I try to set a good example as a founder, too. If I’m having a tough week, I’m honest about it, and I hope that helps create space for other people to do the same.

Which company-building feat do you hail as the hardest?

There are so many! One I’ve been thinking about lately is how to balance being a product manager and a founder—and how to make sure the team knows which hat I’m wearing at any given time. As a founder, sometimes I need to make a decision or paint a clear path forward. But other times—especially on the product side—I don’t have all the answers, and we’re learning and testing together. I’m finding a balance between communicating a strong vision and being open to experimentation.

Another one is that the job of a founder changes every three to six months. As soon as I figure out how to be decent at one thing, it’s time to learn how to do something else. Transforming yourself that quickly is difficult, and the inflection points can be tough to recognize. When the first member of our Engineering team joined, that was an easy transition for me, because I wasn’t able to do the technical work in the first place. But then there are things you actually really like—I love writing and working on copy, for example—that you have to stop doing, too. That’s where our culture of openness has saved me a bit. The people around me will tell me when I’m getting too into the details.

What do you do differently than most?

I’m not afraid to hear perspectives that directly contradict mine. Growing up, every family dinner included healthy portions of argument and debate. So from a young age, I was comfortable questioning my own assumptions. Now, in the context of being a founder, I think it allows me to treat others’ ideas with the same diligence and energy as I treat my own.

Of course, it takes practice to really listen to different perspectives: I’m still working on it. When someone says something I don’t immediately agree with, I remind myself to ask a question and engage with the idea before I react. I try to play my own devil’s advocate, too, to help anyone who might disagree with me feel more comfortable speaking up.
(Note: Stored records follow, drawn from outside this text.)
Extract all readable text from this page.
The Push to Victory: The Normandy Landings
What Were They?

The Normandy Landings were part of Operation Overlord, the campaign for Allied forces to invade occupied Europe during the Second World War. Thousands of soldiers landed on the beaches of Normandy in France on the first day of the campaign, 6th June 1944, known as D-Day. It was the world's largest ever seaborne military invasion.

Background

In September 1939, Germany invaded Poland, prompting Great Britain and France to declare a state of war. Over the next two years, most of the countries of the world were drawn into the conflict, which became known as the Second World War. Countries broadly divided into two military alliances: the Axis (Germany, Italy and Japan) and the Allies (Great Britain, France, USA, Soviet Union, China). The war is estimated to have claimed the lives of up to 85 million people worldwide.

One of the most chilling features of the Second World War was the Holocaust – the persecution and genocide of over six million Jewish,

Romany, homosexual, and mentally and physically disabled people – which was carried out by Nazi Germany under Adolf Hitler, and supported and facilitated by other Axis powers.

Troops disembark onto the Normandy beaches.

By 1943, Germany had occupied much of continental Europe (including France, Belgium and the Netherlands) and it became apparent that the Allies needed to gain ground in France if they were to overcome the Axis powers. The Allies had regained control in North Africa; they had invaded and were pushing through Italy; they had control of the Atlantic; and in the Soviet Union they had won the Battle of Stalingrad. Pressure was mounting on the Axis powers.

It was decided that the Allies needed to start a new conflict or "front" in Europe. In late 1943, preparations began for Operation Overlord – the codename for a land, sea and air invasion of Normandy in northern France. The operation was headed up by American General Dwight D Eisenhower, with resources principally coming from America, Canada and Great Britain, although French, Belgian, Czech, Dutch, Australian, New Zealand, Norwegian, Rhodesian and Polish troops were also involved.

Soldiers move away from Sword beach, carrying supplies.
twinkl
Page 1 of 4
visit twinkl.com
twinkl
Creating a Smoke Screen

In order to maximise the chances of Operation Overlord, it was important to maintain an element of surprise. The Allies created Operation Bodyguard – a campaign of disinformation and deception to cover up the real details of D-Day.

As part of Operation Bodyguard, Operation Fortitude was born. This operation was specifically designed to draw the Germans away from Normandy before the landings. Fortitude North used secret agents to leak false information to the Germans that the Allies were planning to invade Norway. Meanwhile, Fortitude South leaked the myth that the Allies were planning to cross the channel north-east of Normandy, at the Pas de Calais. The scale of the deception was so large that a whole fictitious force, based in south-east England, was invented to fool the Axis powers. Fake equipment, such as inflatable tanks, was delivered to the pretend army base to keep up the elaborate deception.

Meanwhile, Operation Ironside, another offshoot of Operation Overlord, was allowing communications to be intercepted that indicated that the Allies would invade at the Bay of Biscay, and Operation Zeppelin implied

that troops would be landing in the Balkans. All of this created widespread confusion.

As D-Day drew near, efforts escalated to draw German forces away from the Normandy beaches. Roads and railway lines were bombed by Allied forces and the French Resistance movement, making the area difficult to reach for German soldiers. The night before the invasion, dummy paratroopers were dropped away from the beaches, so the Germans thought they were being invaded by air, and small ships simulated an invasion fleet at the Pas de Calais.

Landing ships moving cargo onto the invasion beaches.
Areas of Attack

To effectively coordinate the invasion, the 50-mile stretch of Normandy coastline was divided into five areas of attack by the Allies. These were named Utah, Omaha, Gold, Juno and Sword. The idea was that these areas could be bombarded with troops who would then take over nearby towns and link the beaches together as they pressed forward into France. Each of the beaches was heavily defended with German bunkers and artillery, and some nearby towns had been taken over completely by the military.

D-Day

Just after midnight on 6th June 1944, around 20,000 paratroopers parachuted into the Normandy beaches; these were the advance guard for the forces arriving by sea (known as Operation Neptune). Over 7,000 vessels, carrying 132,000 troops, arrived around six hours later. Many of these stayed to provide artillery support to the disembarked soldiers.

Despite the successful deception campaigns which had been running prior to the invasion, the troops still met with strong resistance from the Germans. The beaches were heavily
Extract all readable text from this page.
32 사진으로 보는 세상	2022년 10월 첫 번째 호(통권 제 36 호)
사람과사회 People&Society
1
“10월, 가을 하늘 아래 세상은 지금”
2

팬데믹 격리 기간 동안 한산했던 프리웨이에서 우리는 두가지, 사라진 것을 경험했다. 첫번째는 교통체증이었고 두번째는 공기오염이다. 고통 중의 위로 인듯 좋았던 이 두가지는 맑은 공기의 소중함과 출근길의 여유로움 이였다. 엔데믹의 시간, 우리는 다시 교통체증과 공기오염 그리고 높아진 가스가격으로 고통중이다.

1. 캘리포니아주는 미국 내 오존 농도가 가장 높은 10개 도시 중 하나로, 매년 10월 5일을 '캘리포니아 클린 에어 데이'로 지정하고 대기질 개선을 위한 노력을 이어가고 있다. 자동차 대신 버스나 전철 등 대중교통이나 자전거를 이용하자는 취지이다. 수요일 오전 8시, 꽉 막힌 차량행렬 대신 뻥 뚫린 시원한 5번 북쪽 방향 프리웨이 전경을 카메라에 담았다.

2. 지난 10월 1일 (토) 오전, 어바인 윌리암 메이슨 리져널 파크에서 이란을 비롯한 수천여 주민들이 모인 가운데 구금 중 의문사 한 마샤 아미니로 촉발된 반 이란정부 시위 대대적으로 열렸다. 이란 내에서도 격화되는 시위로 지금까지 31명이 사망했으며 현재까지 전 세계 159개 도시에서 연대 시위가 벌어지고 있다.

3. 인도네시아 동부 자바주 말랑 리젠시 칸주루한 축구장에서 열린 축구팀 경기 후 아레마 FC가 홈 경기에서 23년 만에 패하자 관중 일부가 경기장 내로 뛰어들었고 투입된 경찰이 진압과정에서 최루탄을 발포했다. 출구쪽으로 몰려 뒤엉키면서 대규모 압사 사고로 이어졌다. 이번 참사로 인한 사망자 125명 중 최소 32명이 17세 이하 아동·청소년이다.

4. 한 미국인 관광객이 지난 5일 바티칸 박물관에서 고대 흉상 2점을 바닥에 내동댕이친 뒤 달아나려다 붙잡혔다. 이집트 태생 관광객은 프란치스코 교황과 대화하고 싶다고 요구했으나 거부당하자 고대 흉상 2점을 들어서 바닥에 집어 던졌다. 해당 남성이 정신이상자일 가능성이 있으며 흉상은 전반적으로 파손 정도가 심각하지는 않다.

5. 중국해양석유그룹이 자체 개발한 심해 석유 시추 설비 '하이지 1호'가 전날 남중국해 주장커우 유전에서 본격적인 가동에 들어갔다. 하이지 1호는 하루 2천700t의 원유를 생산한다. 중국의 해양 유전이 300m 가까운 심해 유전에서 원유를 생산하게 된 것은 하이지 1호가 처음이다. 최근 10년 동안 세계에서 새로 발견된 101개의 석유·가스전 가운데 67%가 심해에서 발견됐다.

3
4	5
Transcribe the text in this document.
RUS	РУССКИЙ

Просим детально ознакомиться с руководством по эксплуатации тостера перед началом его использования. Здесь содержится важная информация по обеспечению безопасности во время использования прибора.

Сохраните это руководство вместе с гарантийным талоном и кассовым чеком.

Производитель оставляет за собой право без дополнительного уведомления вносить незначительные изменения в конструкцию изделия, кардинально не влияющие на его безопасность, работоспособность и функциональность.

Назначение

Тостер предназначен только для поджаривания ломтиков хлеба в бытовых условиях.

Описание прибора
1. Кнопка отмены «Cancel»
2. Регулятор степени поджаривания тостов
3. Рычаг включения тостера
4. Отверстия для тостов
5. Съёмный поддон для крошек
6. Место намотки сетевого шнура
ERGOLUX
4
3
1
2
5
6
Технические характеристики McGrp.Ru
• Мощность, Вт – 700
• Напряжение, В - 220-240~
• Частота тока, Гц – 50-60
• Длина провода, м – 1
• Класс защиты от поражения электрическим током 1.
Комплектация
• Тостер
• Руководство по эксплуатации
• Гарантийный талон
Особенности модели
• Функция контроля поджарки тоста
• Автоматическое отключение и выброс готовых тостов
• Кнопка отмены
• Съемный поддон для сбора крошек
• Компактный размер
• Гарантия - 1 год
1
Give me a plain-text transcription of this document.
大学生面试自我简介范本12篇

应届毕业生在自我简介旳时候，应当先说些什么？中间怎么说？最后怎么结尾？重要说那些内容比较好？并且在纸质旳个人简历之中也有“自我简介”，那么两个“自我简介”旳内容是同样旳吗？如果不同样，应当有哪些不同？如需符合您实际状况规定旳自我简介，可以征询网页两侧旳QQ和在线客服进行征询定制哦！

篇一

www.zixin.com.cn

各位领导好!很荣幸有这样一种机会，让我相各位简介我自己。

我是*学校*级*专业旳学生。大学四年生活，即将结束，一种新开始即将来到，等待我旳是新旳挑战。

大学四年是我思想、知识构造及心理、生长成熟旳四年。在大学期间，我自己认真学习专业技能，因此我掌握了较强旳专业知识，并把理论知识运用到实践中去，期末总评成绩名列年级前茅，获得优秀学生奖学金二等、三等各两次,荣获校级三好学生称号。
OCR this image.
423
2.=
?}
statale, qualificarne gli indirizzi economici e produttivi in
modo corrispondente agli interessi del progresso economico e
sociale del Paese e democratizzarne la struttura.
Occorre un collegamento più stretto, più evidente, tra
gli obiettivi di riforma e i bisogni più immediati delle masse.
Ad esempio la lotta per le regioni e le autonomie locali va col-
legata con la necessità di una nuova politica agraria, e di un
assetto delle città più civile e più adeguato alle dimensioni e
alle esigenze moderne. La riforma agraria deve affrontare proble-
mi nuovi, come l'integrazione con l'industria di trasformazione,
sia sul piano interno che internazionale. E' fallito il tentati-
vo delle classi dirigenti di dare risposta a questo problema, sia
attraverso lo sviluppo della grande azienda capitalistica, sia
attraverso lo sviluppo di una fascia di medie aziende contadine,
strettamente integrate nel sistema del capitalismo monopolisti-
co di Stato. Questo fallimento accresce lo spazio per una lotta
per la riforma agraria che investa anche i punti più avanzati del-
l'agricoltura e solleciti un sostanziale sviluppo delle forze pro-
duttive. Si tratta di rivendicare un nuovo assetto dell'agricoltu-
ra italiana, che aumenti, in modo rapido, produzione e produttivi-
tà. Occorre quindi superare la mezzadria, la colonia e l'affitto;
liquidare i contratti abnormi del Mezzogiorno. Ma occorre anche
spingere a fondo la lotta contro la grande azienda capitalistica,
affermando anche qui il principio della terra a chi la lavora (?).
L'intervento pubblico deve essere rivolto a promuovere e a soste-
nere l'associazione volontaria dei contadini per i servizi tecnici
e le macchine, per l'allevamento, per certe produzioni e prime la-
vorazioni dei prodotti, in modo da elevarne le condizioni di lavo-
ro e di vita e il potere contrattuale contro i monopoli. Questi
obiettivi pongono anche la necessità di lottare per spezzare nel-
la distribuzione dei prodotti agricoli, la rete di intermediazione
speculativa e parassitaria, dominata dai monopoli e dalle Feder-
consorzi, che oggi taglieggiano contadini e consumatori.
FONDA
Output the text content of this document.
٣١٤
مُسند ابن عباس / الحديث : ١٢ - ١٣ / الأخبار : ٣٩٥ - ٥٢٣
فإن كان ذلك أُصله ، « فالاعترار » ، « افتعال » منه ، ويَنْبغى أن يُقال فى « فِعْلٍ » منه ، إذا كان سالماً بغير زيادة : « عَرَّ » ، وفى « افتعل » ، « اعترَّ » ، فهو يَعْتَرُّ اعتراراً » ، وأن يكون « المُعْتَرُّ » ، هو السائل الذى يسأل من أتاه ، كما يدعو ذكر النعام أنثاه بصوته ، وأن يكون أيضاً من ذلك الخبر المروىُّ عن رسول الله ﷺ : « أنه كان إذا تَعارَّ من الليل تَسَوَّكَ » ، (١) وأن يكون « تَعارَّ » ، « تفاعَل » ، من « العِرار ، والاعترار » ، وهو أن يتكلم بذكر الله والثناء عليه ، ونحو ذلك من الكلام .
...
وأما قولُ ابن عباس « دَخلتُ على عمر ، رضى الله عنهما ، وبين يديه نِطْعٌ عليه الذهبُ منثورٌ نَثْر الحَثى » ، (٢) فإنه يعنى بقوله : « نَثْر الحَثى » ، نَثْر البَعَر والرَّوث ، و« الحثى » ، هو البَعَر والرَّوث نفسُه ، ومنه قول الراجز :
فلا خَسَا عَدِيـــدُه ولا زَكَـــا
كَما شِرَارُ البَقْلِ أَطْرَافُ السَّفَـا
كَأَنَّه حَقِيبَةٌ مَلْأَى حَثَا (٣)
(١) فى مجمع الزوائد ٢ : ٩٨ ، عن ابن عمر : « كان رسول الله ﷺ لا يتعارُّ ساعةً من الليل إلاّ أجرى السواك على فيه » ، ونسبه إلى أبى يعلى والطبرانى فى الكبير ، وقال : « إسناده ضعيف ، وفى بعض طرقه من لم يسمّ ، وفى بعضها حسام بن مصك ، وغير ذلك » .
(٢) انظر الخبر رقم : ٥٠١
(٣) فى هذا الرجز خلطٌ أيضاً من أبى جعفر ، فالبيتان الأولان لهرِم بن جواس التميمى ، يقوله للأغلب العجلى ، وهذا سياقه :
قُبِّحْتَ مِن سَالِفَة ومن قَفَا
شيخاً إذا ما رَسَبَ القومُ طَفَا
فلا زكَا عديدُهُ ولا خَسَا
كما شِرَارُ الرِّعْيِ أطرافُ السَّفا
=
How do you proceed when there’s no right answer?

I start by trying to figure out which parts of the decision are truly ambiguous. It may be that most of the answer is relatively clear, and there’s just one aspect that requires deeper analysis. Once I’ve narrowed in on the hairiest part of a problem, I try to gather as much information as I can and look for patterns that will help me further separate fact from judgment. I love getting up to speed on a topic quickly. It’s fun to learn something new. I’ll set a time limit—maybe a few hours, or a couple days—and treat myself to a crash course—read journal articles, listen to podcasts, talk to people who are experts. I’ve found the fastest way to make a hard choice is to talk to or listen to people who have already thought deeply about the topic. Ultimately, I’ll make a gut decision, but that’s much easier once I really understand the trade-offs.

What future opportunities will be born from recent events?

I think the pandemic has taught us we can change more quickly than we thought, and we’re less beholden to rules and norms than we thought. That opens up a lot of creative potential. From a climate perspective, we’re reimaging when and why we travel. We’ve also realized that—as much as I like seeing people in person—a shared workspace isn’t essential on a daily basis. That discovery allows us to be more flexible, and maybe to bring more green space to our cities as we rethink how we use office buildings and malls. Even conference sponsorships can change; remote events are cheaper, which means we can elevate new voices.

I think we’re realizing that if something doesn’t work well for you, maybe you don’t have to do it. And especially for a company like us that’s trying to help people imagine lifestyle changes, that realization is really exciting.